After this, you can move on to active labor and transition. For this section, you might want to research:
- Methods of fetal monitoring and continuous vs. intermittent monitoring
- Artificial rupture of membranes vs. spontaneous rupture of membranes
- IV pain medications
- The epidural
- Frequency of cervical exams
- The use of Pitocin
After active labor and transition, comes pushing and birth! Definitely include these things in your research:
- Changing positions for pushing
- Coached pushing vs. intuitive pushing
- Episiotomy vs. natural tearing
- Cord clamping and cutting preferences
- The Golden Hour
- Newborn procedures
- Placenta delivery and what to do with it afterward
For the last part of the birth plan, I always recommend including a “Plan C.” This would be your preferences for a Cesarean delivery, if the need arises. Even if you’re planning a primary or repeat Cesarean, you still have so many choices available to you for a Cesarean birth! Think about the atmosphere of the room, a clear drape to see the birth, cord clamping preferences, and immediate skin-to-skin in the OR. A Cesarean birth is a birth, so don’t skimp on the birth planning!
I have a couple of go-to websites for researching all of these different topics.
- Evidence-Based Birth is awesome because they combine all of the available evidence in a format that is easy to understand and non-biased. You can search through their website for the topics that are relevant to you! They have also done a great job of compiling all of the available research we have surrounding COVID-19, the vaccines, and pregnancy.
- [M]otherboard Birth is an educational and birth planning tool you can use collaboratively with your partner/birth support people and providers. It takes you through the process of creating a birth plan and has all the research and evidence you need at your fingertips. You can weigh pros and cons and decide what to include in your birth plan all in one easy-to-use app!

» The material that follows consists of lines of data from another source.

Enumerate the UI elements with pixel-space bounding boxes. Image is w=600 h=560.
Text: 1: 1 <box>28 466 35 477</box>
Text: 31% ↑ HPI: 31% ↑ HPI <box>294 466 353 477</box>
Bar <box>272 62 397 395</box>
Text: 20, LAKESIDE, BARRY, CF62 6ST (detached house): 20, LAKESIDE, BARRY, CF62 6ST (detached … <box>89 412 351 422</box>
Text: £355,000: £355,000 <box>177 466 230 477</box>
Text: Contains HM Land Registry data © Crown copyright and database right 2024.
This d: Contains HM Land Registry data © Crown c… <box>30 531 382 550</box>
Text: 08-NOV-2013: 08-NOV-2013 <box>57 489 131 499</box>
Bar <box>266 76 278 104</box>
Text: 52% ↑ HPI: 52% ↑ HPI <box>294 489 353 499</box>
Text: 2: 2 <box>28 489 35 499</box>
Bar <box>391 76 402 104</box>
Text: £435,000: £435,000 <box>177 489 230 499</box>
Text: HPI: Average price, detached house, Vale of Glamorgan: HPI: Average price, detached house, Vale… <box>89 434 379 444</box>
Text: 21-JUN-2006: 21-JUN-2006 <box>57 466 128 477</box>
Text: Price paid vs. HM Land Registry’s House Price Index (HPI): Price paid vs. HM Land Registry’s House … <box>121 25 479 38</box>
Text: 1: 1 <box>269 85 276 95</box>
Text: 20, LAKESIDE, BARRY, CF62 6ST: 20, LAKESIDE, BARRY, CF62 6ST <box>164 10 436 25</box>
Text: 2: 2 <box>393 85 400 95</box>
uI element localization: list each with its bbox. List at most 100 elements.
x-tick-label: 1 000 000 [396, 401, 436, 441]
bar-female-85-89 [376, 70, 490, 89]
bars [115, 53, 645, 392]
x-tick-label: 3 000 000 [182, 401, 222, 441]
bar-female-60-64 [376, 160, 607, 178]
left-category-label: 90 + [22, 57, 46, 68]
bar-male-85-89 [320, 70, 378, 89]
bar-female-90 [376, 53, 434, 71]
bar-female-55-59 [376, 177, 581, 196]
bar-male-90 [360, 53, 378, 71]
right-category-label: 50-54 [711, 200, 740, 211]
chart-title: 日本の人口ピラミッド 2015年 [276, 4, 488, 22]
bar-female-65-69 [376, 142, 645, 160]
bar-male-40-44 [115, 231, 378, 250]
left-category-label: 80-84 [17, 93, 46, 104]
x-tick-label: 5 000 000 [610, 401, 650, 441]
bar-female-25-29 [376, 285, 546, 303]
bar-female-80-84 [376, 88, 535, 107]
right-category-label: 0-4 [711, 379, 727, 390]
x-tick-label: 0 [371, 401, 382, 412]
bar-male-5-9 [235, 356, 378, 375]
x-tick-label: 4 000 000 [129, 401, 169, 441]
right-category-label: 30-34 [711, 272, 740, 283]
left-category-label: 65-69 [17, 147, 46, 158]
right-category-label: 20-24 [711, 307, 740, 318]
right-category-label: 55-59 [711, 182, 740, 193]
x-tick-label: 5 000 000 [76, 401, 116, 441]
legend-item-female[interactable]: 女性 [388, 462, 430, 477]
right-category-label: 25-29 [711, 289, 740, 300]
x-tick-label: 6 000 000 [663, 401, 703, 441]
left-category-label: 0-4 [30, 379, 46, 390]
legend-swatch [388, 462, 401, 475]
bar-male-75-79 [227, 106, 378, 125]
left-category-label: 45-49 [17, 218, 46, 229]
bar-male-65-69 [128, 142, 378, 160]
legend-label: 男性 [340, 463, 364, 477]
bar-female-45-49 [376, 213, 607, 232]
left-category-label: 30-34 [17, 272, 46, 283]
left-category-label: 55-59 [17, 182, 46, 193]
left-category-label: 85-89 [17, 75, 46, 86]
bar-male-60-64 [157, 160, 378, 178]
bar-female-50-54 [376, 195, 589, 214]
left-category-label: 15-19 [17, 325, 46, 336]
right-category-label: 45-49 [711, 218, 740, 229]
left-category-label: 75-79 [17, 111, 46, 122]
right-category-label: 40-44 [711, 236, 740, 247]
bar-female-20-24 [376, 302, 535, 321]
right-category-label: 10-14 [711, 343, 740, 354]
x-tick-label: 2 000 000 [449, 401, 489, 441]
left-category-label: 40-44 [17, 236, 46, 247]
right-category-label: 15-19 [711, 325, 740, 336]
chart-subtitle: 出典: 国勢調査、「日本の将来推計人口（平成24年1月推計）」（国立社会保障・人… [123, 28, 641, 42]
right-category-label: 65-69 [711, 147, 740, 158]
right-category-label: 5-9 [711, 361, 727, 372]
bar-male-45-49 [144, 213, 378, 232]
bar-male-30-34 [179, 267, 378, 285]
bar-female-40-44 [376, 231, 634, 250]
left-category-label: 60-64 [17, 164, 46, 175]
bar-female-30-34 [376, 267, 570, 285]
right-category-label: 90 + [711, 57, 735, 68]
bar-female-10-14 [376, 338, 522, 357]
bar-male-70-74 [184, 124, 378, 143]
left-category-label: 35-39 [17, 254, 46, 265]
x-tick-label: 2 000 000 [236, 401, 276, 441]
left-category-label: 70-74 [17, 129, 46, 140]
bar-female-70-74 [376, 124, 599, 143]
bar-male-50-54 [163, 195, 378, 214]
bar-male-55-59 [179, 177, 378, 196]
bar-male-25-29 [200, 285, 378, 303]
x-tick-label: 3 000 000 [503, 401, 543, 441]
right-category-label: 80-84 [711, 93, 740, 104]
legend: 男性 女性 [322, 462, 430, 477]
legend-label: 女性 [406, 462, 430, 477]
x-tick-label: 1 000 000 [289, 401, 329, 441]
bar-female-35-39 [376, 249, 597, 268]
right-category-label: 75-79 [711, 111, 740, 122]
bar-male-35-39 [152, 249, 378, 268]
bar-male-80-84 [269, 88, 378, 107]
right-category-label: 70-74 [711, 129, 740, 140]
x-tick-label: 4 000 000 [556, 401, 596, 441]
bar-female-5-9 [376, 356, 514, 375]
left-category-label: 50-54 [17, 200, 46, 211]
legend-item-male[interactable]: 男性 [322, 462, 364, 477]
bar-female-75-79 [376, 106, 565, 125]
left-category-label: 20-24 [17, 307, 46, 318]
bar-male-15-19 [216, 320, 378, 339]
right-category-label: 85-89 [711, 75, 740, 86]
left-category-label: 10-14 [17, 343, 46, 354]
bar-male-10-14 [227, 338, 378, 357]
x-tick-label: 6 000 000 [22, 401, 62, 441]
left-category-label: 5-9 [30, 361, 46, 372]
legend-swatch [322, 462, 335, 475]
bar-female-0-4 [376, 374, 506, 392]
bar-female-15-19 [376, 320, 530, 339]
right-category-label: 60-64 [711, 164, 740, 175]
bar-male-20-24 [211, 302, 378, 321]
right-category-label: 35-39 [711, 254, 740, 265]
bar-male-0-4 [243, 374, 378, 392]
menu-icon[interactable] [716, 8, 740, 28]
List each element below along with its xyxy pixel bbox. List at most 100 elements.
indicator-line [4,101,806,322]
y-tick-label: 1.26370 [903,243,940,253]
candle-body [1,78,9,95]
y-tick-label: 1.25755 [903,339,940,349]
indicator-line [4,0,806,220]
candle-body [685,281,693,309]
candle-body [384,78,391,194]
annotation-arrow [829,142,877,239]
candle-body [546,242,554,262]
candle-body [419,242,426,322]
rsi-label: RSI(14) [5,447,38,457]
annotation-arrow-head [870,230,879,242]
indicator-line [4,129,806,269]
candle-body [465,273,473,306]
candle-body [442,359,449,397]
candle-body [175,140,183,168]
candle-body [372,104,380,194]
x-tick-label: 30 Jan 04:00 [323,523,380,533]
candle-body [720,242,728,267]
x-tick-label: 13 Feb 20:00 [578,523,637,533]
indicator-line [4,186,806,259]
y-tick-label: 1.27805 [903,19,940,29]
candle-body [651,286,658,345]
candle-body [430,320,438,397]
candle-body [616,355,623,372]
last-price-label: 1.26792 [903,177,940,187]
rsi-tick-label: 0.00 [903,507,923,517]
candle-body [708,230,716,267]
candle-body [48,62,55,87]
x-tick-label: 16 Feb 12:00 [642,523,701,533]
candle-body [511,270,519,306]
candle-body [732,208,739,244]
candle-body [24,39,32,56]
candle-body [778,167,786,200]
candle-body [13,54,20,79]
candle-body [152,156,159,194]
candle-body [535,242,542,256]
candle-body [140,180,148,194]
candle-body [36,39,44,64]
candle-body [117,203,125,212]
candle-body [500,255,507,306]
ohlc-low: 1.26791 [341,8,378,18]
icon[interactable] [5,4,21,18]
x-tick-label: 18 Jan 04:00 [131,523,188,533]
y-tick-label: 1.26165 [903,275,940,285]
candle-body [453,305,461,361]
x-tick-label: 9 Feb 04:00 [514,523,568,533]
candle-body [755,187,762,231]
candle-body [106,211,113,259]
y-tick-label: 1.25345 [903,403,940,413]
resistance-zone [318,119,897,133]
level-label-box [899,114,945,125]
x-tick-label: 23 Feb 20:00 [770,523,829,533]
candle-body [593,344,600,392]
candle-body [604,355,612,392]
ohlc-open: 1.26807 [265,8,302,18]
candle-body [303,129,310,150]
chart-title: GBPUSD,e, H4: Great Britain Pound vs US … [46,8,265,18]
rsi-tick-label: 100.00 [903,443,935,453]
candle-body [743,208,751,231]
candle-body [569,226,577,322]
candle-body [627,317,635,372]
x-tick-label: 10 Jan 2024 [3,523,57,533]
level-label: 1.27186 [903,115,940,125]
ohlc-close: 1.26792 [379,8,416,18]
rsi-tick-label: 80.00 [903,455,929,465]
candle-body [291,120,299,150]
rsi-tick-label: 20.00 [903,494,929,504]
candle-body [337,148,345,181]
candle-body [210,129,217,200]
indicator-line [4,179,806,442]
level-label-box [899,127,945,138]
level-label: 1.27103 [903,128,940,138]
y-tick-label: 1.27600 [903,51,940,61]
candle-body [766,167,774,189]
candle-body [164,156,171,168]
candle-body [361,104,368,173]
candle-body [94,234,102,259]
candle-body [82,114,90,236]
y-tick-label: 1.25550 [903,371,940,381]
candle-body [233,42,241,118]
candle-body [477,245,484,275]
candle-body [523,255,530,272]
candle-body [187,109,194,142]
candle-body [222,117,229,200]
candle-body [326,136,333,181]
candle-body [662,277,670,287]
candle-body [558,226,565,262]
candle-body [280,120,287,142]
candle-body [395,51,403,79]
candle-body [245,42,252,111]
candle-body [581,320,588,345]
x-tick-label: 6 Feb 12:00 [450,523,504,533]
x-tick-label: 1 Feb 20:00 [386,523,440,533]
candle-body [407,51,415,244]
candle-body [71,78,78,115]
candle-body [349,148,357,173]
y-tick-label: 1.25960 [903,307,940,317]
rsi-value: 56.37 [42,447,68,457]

Now that you’ve created your birth plan, it’s time to print some copies! I recommend taking your birth plan to one of your appointments with your care provider to discuss everything you’ve included. I also recommend sticking a couple of copies in your hospital bag and saving one to your email or phone in case you forget the copies when the big day comes! (Believe me, I’ve seen it!)
Of course, you can’t plan exactly how your birth will go, but the process of planning and realizing all of your options will empower you and help ensure your baby’s birth isn’t something that just happens to you, but it is something you’re an active participant in. No matter what direction your labor and birth journey takes, you can take comfort knowing that you have fully prepared yourself for the experience!